Johnson & Johnson Loses First DePuy ASR Lawsuit
Johnson & Johnson lost its first DePuy ASR hip lawsuit and was ordered to pay the Montana claimant $8.3 million in damages. The trial took place in Los Angeles, California Supreme Court before a 12-member jury. The jurors deliberated for five days before rendering their verdict, which the defendants plan to appeal. This is the first of more than 10,000 DePuy hip lawsuits pending against the orthopedic products manufacturer and may be good indication of future outcomes. Some analysts in the legal community predict that litigation involving the defective A.S.R. implant – which was subject to a recall – may cost Johnson & Johnson billions of dollars in the coming months.
J & J faces more than 10,000 DePuy hip lawsuits
The DePuy ASR recall was issued in 2010, after concerns over early failure rates and severe complications surfaced among patients implanted with the device. The Montana plaintiff in this case, Mr. Loren Kransky, has terminal cancer and had his trial pushed forward due to his declining health. The retired prison guard was awarded $338,000 for his medical expenses and another $8 million for his pain and emotional suffering. On hearing the verdict, Kransky’s lawyers said, “This is a victory for Mr. Kransky and thousands of other badly damaged A.S.R. patients who have yet to get their day in court.”
The Articular Surface Replacement (A.S.R.) Acetubular System is one of DePuy’s metal-on-metal hip replacement devices, and was linked with problems from the start. In 2009, the FDA sent confidential correspondence to Johnson & Johnson – Parent Corporation of DePuy – regarding the pending clearance of the ASR in the United States, citing worries that the manufacturer had not provided sufficient clinical data to indicate the system’s safety. It’s estimated that some 30,000 patients received the ASR in the United States before the recall was mandated, and thousands of those individuals have reported debilitating complications such as metallosis, chronic pain, limited mobility, bone fractures and inflammation. Most of these patients have had to endure painful and risky revision surgery to address the failed device and have racked up thousands of dollars in related hospital bills.
Evidence was presented during the trial that indicated Johnson & Johnson had pondered redesigning the A.S.R. to correct its defects, but abandoned the project due to flagging sales. At the core of the hip replacement’s design flaws were its metal cup and ball components that would rub against one another, shedding metallic debris into the surrounding tissue – leading to tissue death and bone damage.

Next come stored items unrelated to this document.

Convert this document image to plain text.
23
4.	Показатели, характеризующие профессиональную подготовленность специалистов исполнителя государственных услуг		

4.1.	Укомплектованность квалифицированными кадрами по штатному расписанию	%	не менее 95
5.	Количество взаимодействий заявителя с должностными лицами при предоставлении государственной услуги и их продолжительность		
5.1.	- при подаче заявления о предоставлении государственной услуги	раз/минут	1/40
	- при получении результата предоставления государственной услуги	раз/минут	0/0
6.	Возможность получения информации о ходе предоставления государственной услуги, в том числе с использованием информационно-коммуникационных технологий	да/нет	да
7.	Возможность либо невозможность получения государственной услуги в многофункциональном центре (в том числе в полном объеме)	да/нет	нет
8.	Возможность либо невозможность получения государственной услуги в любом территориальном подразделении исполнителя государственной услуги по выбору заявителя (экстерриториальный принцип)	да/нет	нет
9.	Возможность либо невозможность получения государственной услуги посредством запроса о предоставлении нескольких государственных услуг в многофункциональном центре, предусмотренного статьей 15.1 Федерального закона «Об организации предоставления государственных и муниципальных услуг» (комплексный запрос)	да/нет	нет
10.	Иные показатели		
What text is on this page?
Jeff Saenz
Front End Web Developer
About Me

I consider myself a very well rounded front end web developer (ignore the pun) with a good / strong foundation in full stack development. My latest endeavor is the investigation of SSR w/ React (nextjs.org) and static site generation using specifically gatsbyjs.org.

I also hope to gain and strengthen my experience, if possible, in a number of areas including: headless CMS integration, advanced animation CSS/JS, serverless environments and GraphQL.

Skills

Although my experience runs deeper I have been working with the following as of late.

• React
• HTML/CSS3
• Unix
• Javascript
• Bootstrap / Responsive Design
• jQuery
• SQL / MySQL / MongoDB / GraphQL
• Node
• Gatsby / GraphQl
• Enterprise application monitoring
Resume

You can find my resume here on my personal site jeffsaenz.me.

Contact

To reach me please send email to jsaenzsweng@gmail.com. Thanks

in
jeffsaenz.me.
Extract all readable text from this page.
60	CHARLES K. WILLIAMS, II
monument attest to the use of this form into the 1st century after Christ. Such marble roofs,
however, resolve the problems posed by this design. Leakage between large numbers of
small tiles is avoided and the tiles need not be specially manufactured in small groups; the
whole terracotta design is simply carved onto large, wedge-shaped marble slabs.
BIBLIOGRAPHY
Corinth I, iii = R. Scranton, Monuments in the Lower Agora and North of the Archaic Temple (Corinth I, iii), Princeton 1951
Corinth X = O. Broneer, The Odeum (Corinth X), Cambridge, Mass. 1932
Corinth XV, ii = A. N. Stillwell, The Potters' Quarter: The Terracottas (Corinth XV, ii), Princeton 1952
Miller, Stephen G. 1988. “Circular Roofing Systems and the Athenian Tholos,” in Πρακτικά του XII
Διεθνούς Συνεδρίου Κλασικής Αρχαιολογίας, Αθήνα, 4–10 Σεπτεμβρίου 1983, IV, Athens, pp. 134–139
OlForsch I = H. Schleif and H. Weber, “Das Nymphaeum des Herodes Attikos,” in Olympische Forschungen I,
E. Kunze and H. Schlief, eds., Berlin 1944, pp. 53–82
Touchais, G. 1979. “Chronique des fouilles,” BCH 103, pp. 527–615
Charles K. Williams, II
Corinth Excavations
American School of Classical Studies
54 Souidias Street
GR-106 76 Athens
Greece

Similar claims against DePuy centralized in multidistrict litigation
In light of the thousands of individual claims stemming from alleged A.S.R. hip complications, the Judicial Panel on Multidistrict Litigation (JPML) centralized all federal complaints regarding the device under one judge for more efficient pretrial proceedings. At present, DePuy hip lawsuits involving A.S.R. models number more than 6,000. The multidistrict litigation (MDL no. 2197) is taking place in the U.S. District Court for the Northern District of Ohio under Honorable Judge David A. Katz. Most plaintiffs are suing the manufacturer for medical expenses, lost wages, disability, and pain and suffering.
Lorie Gawreluk – a spokeswoman for DePuy – said in a statement that the corporation plans to appeal the recent verdict, asserting that the ASR hip replacement does not suffer from a defective design. All eyes will be watching the next ASR lawsuit to see how juries respond. Kransky’s legal team stated, “Jurors across the country will return similar verdicts until J&J takes full responsibility.”